Grothendieck Graph Neural Networks Framework: An Algebraic Platform for Crafting Topology-Aware GNNs

Graph Neural Networks (GNNs) are almost universally built on a single primitive: the neighborhood. Regardless of architectural variations, message passing ultimately aggregates over neighborhoods, which intrinsically limits expressivity and often yields power no stronger than the Weisfeiler-Lehman (WL) test. In this work, we challenge this primitive. We introduce the Grothendieck Graph Neural Networks (GkGNN) framework, which provides a strict algebraic extension of neighborhoods to covers, and in doing so replaces neighborhoods as the fundamental objects of message passing.
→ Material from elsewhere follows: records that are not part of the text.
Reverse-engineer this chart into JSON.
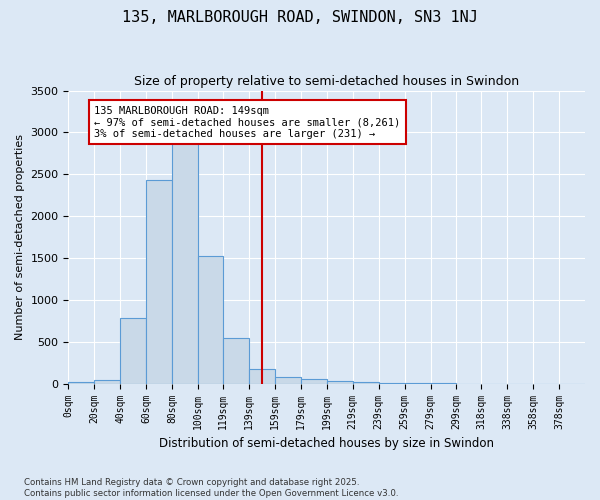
{
  "title": "135, MARLBOROUGH ROAD, SWINDON, SN3 1NJ",
  "subtitle": "Size of property relative to semi-detached houses in Swindon",
  "xlabel": "Distribution of semi-detached houses by size in Swindon",
  "ylabel": "Number of semi-detached properties",
  "annotation_line1": "135 MARLBOROUGH ROAD: 149sqm",
  "annotation_line2": "← 97% of semi-detached houses are smaller (8,261)",
  "annotation_line3": "3% of semi-detached houses are larger (231) →",
  "property_size": 149,
  "bin_edges": [
    0,
    20,
    40,
    60,
    80,
    100,
    119,
    139,
    159,
    179,
    199,
    219,
    239,
    259,
    279,
    299,
    318,
    338,
    358,
    378,
    398
  ],
  "bin_counts": [
    20,
    50,
    790,
    2430,
    2880,
    1520,
    540,
    170,
    80,
    55,
    35,
    15,
    10,
    5,
    3,
    2,
    1,
    1,
    0,
    0
  ],
  "bar_facecolor": "#c9d9e8",
  "bar_edgecolor": "#5b9bd5",
  "vline_color": "#cc0000",
  "bg_color": "#dce8f5",
  "grid_color": "#ffffff",
  "annotation_box_edgecolor": "#cc0000",
  "annotation_box_facecolor": "#ffffff",
  "ylim": [
    0,
    3500
  ],
  "footer_line1": "Contains HM Land Registry data © Crown copyright and database right 2025.",
  "footer_line2": "Contains public sector information licensed under the Open Government Licence v3.0."
}
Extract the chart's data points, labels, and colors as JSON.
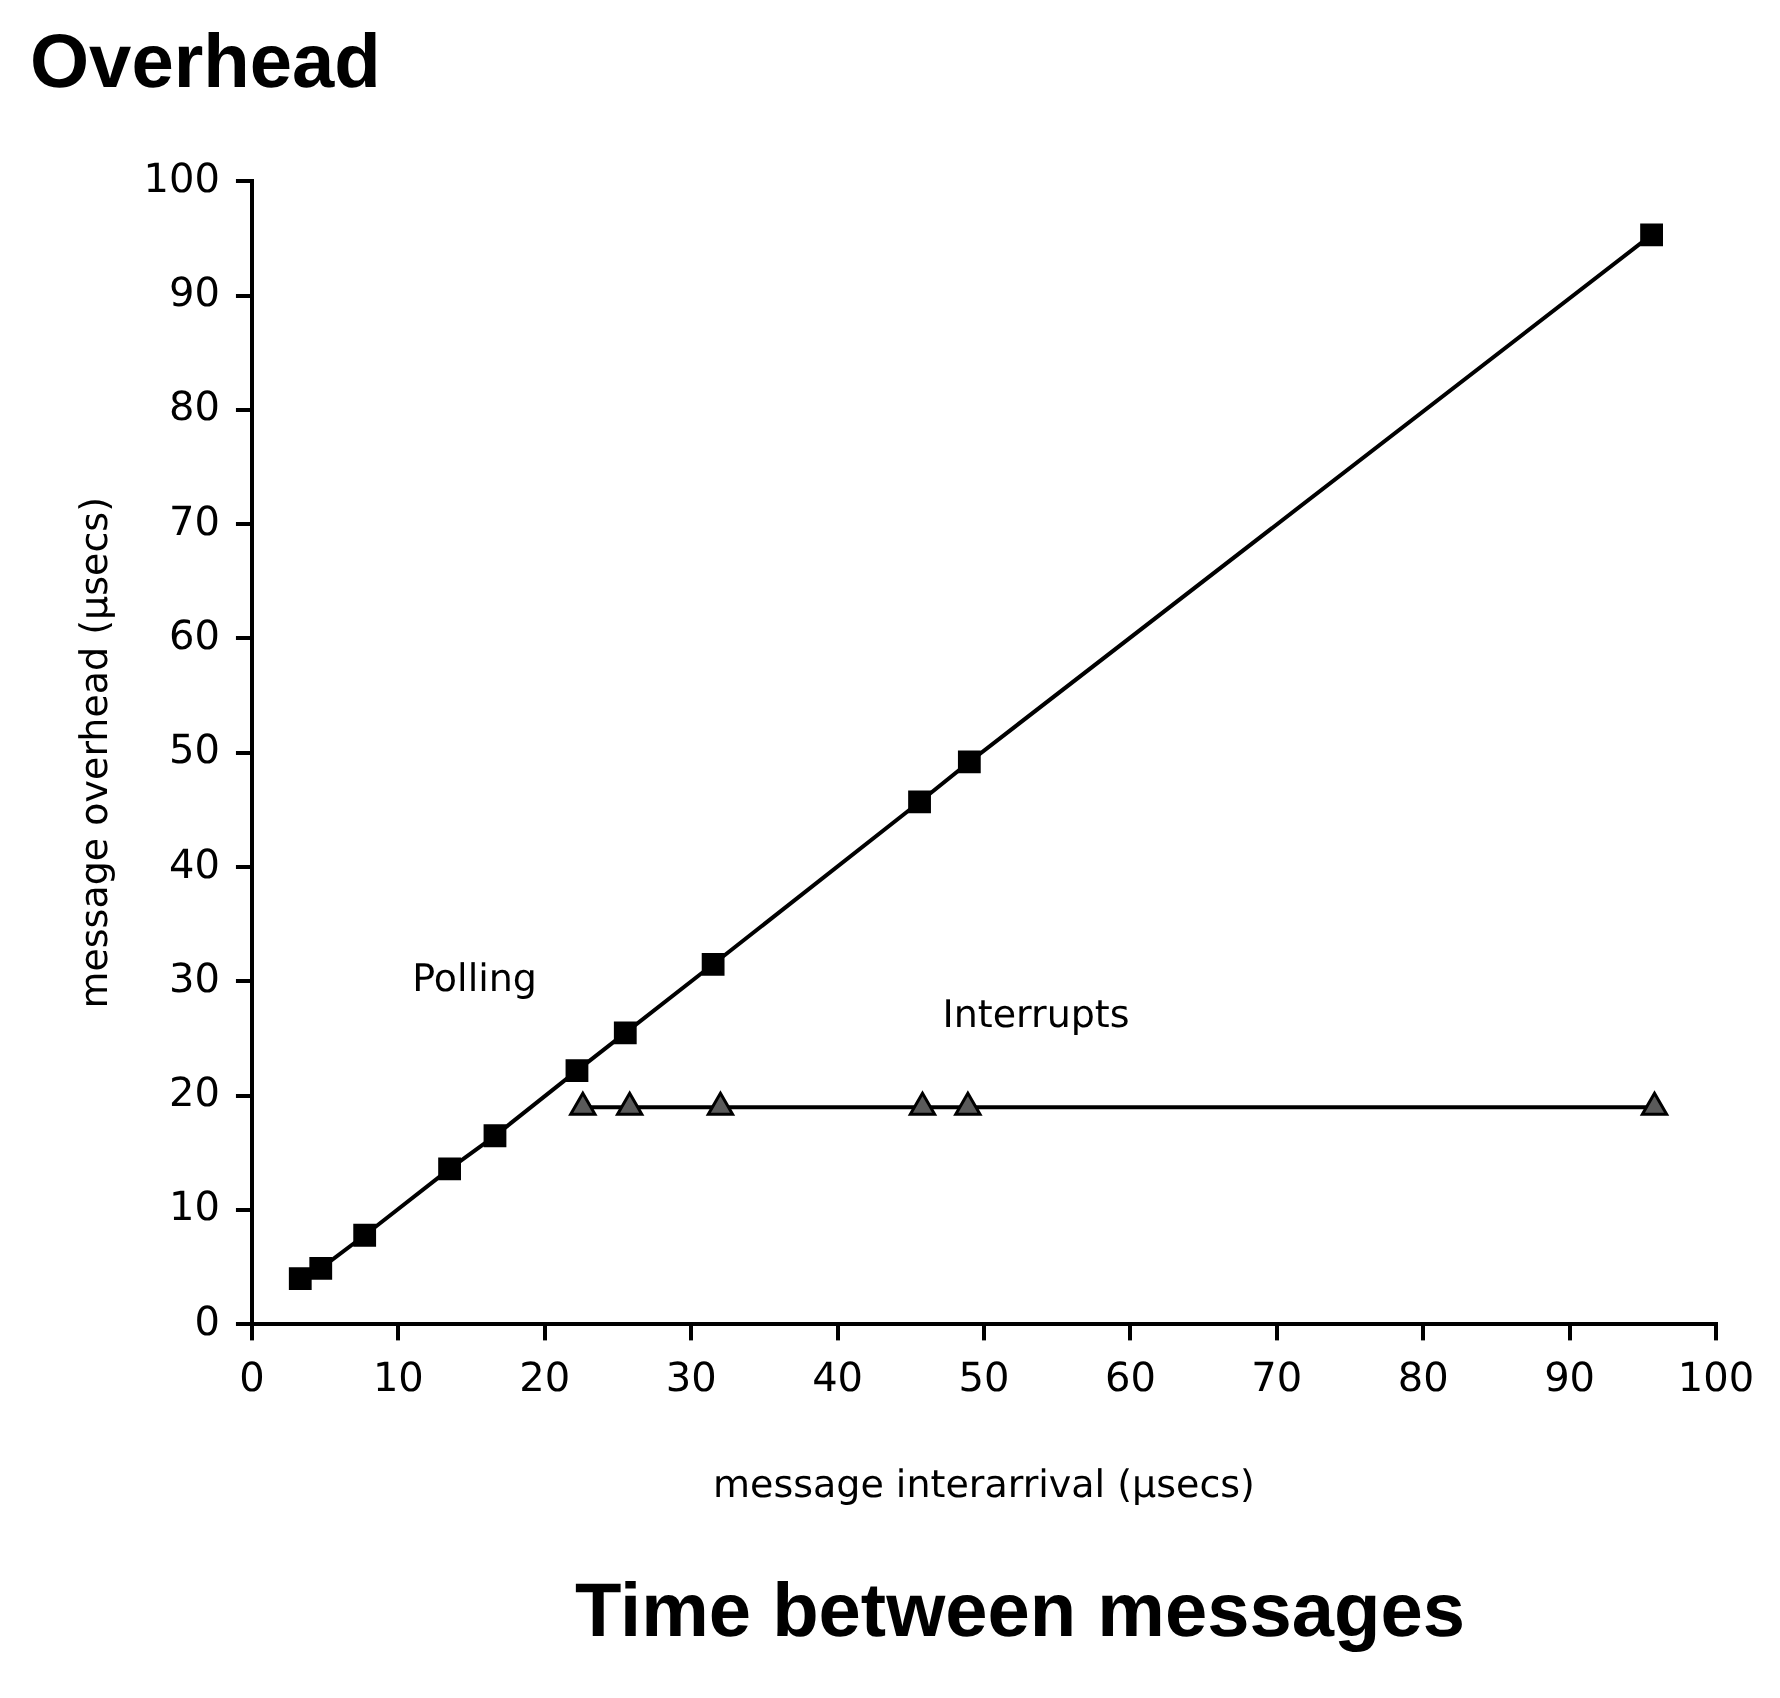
{
  "chart_data": {
    "type": "line",
    "title": "Overhead",
    "xlabel": "message interarrival (µsecs)",
    "ylabel": "message overhead (µsecs)",
    "annotations": [
      "Time between messages"
    ],
    "xlim": [
      0,
      100
    ],
    "xticks": [
      0,
      10,
      20,
      30,
      40,
      50,
      60,
      70,
      80,
      90,
      100
    ],
    "ylim": [
      0,
      100
    ],
    "yticks": [
      0,
      10,
      20,
      30,
      40,
      50,
      60,
      70,
      80,
      90,
      100
    ],
    "legend": false,
    "series": [
      {
        "name": "Polling",
        "color": "#000000",
        "marker": "square",
        "x": [
          3.3,
          4.7,
          7.7,
          13.5,
          16.6,
          22.2,
          25.5,
          31.5,
          45.6,
          49,
          95.6
        ],
        "values": [
          4,
          4.9,
          7.8,
          13.6,
          16.5,
          22.2,
          25.5,
          31.5,
          45.7,
          49.2,
          95.3
        ]
      },
      {
        "name": "Interrupts",
        "color": "#5a5a5a",
        "marker": "triangle",
        "x": [
          22.6,
          25.8,
          32,
          45.8,
          48.9,
          95.8
        ],
        "values": [
          19,
          19,
          19,
          19,
          19,
          19
        ]
      }
    ]
  }
}
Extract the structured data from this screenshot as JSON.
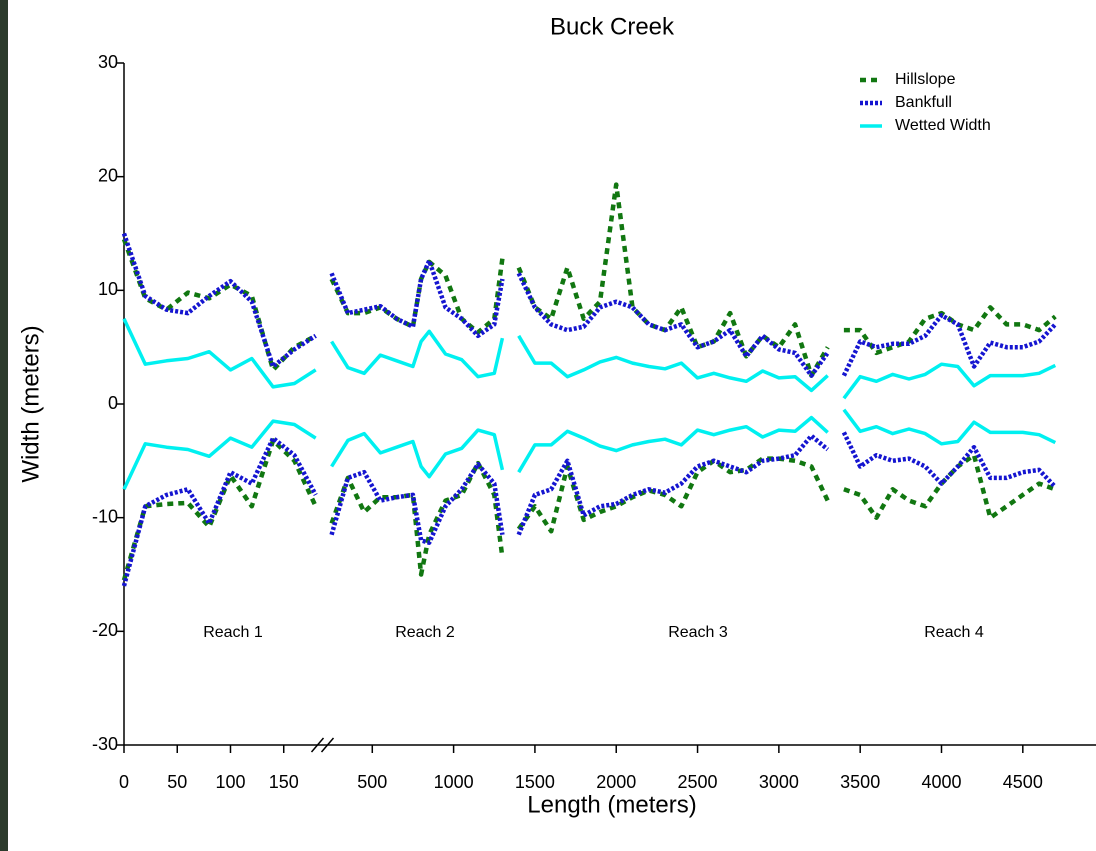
{
  "chart_data": {
    "type": "line",
    "title": "Buck Creek",
    "x_label": "Length (meters)",
    "y_label": "Width (meters)",
    "xlim": [
      0,
      4950
    ],
    "xbreak": [
      185,
      240
    ],
    "xticks": [
      0,
      50,
      100,
      150,
      500,
      1000,
      1500,
      2000,
      2500,
      3000,
      3500,
      4000,
      4500
    ],
    "ylim": [
      -30,
      30
    ],
    "yticks": [
      30,
      20,
      10,
      0,
      -10,
      -20,
      -30
    ],
    "legend": "top-right",
    "annotations": [
      "Reach 1",
      "Reach 2",
      "Reach 3",
      "Reach 4"
    ],
    "x": [
      0,
      20,
      40,
      60,
      80,
      100,
      120,
      140,
      160,
      180,
      215,
      250,
      350,
      450,
      550,
      650,
      750,
      800,
      850,
      950,
      1050,
      1150,
      1250,
      1300,
      1350,
      1400,
      1500,
      1600,
      1700,
      1800,
      1900,
      2000,
      2100,
      2200,
      2300,
      2400,
      2500,
      2600,
      2700,
      2800,
      2900,
      3000,
      3100,
      3200,
      3300,
      3350,
      3400,
      3500,
      3600,
      3700,
      3800,
      3900,
      4000,
      4100,
      4200,
      4300,
      4400,
      4500,
      4600,
      4700
    ],
    "series": [
      {
        "name": "Hillslope",
        "color": "#117711",
        "values": [
          14.5,
          9.3,
          8.3,
          9.8,
          9.3,
          10.5,
          9.5,
          3,
          5,
          6,
          null,
          11,
          8,
          8,
          8.5,
          7.5,
          6.8,
          11,
          12.5,
          11.3,
          7.5,
          6.3,
          7.5,
          12.8,
          null,
          12,
          8.5,
          7.5,
          12,
          7.5,
          9,
          19.3,
          8.5,
          7,
          6.5,
          8.5,
          5,
          5.5,
          8,
          4.2,
          6,
          5,
          7,
          2.5,
          5,
          null,
          6.5,
          6.5,
          4.5,
          5,
          5.5,
          7.5,
          8,
          7,
          6.5,
          8.5,
          7,
          7,
          6.5,
          7.7
        ],
        "lower_values": [
          -15.5,
          -9,
          -8.8,
          -8.7,
          -10.8,
          -6.3,
          -9,
          -3.2,
          -5,
          -9,
          null,
          -10.5,
          -6.5,
          -9.5,
          -8.2,
          -8.2,
          -8,
          -15,
          -11.5,
          -8.5,
          -8,
          -5.2,
          -8,
          -13.5,
          null,
          -11,
          -9,
          -11.2,
          -5.5,
          -10.2,
          -9.5,
          -9,
          -8.2,
          -7.6,
          -8,
          -9,
          -6,
          -5,
          -6,
          -5.8,
          -4.8,
          -4.8,
          -5,
          -5.5,
          -8.5,
          null,
          -7.5,
          -8,
          -10,
          -7.5,
          -8.5,
          -9,
          -7,
          -5.5,
          -4.5,
          -10,
          -9,
          -8,
          -7,
          -7.5
        ]
      },
      {
        "name": "Bankfull",
        "color": "#1515d0",
        "values": [
          15,
          9.5,
          8.3,
          8,
          9.5,
          10.8,
          9,
          3.3,
          4.8,
          6,
          null,
          11.5,
          8,
          8.3,
          8.6,
          7.5,
          6.8,
          11,
          12.6,
          8.5,
          7.5,
          6,
          7,
          11,
          null,
          11.5,
          8.5,
          7,
          6.5,
          6.8,
          8.5,
          9,
          8.5,
          7,
          6.5,
          7,
          5,
          5.5,
          6.5,
          4.2,
          6,
          4.8,
          4.5,
          2.5,
          4.5,
          null,
          2.5,
          5.5,
          5,
          5.3,
          5.3,
          6,
          7.8,
          7,
          3.3,
          5.4,
          5,
          5,
          5.5,
          7
        ],
        "lower_values": [
          -16,
          -9,
          -8,
          -7.5,
          -10.5,
          -6,
          -7,
          -3,
          -4.5,
          -8,
          null,
          -11.5,
          -6.5,
          -6,
          -8.5,
          -8.2,
          -8,
          -12,
          -12.2,
          -9,
          -7.5,
          -5.3,
          -7,
          -11.5,
          null,
          -11.5,
          -8,
          -7.5,
          -5,
          -9.8,
          -9,
          -8.8,
          -8,
          -7.5,
          -7.8,
          -7,
          -5.5,
          -5,
          -5.5,
          -6,
          -5,
          -4.8,
          -4.5,
          -2.8,
          -4,
          null,
          -2.5,
          -5.5,
          -4.5,
          -5,
          -4.8,
          -5.5,
          -7,
          -5.5,
          -3.8,
          -6.5,
          -6.5,
          -6,
          -5.8,
          -7.3
        ]
      },
      {
        "name": "Wetted Width",
        "color": "#00f0f0",
        "values": [
          7.5,
          3.5,
          3.8,
          4,
          4.6,
          3,
          4,
          1.5,
          1.8,
          3,
          null,
          5.5,
          3.2,
          2.7,
          4.3,
          3.8,
          3.3,
          5.5,
          6.4,
          4.4,
          3.9,
          2.4,
          2.7,
          5.8,
          null,
          6,
          3.6,
          3.6,
          2.4,
          3,
          3.7,
          4.1,
          3.6,
          3.3,
          3.1,
          3.6,
          2.3,
          2.7,
          2.3,
          2,
          2.9,
          2.3,
          2.4,
          1.2,
          2.5,
          null,
          0.5,
          2.4,
          2,
          2.6,
          2.2,
          2.6,
          3.5,
          3.3,
          1.6,
          2.5,
          2.5,
          2.5,
          2.7,
          3.4
        ],
        "lower_values": [
          -7.5,
          -3.5,
          -3.8,
          -4,
          -4.6,
          -3,
          -3.8,
          -1.5,
          -1.8,
          -3,
          null,
          -5.5,
          -3.2,
          -2.6,
          -4.3,
          -3.8,
          -3.3,
          -5.5,
          -6.4,
          -4.4,
          -3.9,
          -2.3,
          -2.7,
          -5.8,
          null,
          -6,
          -3.6,
          -3.6,
          -2.4,
          -3,
          -3.7,
          -4.1,
          -3.6,
          -3.3,
          -3.1,
          -3.6,
          -2.3,
          -2.7,
          -2.3,
          -2,
          -2.9,
          -2.3,
          -2.4,
          -1.2,
          -2.5,
          null,
          -0.5,
          -2.4,
          -2,
          -2.6,
          -2.2,
          -2.6,
          -3.5,
          -3.3,
          -1.6,
          -2.5,
          -2.5,
          -2.5,
          -2.7,
          -3.4
        ]
      }
    ]
  }
}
Neighborhoods and adjacency matrices are recovered as special cases, while covers enable a principled and flexible foundation for defining topology-aware propagation schemes. GkGNN formalizes covers and systematically translates them into matrices, analogously to how adjacency matrices encode neighborhoods, enabling both theoretical analysis and practical implementation. Within this framework, we introduce the cover of sieves, inspired by category theory, which captures rich topological structure. Based on this cover, we design Sieve Neural Networks (SNN), a canonical fixed-cover instantiation that generalizes the adjacency matrix. Experiments show that SNN achieves zero observed failures on challenging graph isomorphism benchmarks (SRG, CSL, BREC) and substantially improves topology-aware evaluation via a controlled label-propagation probe. These results establish GkGNN as a principled foundational framework for replacing neighborhoods in GNNs.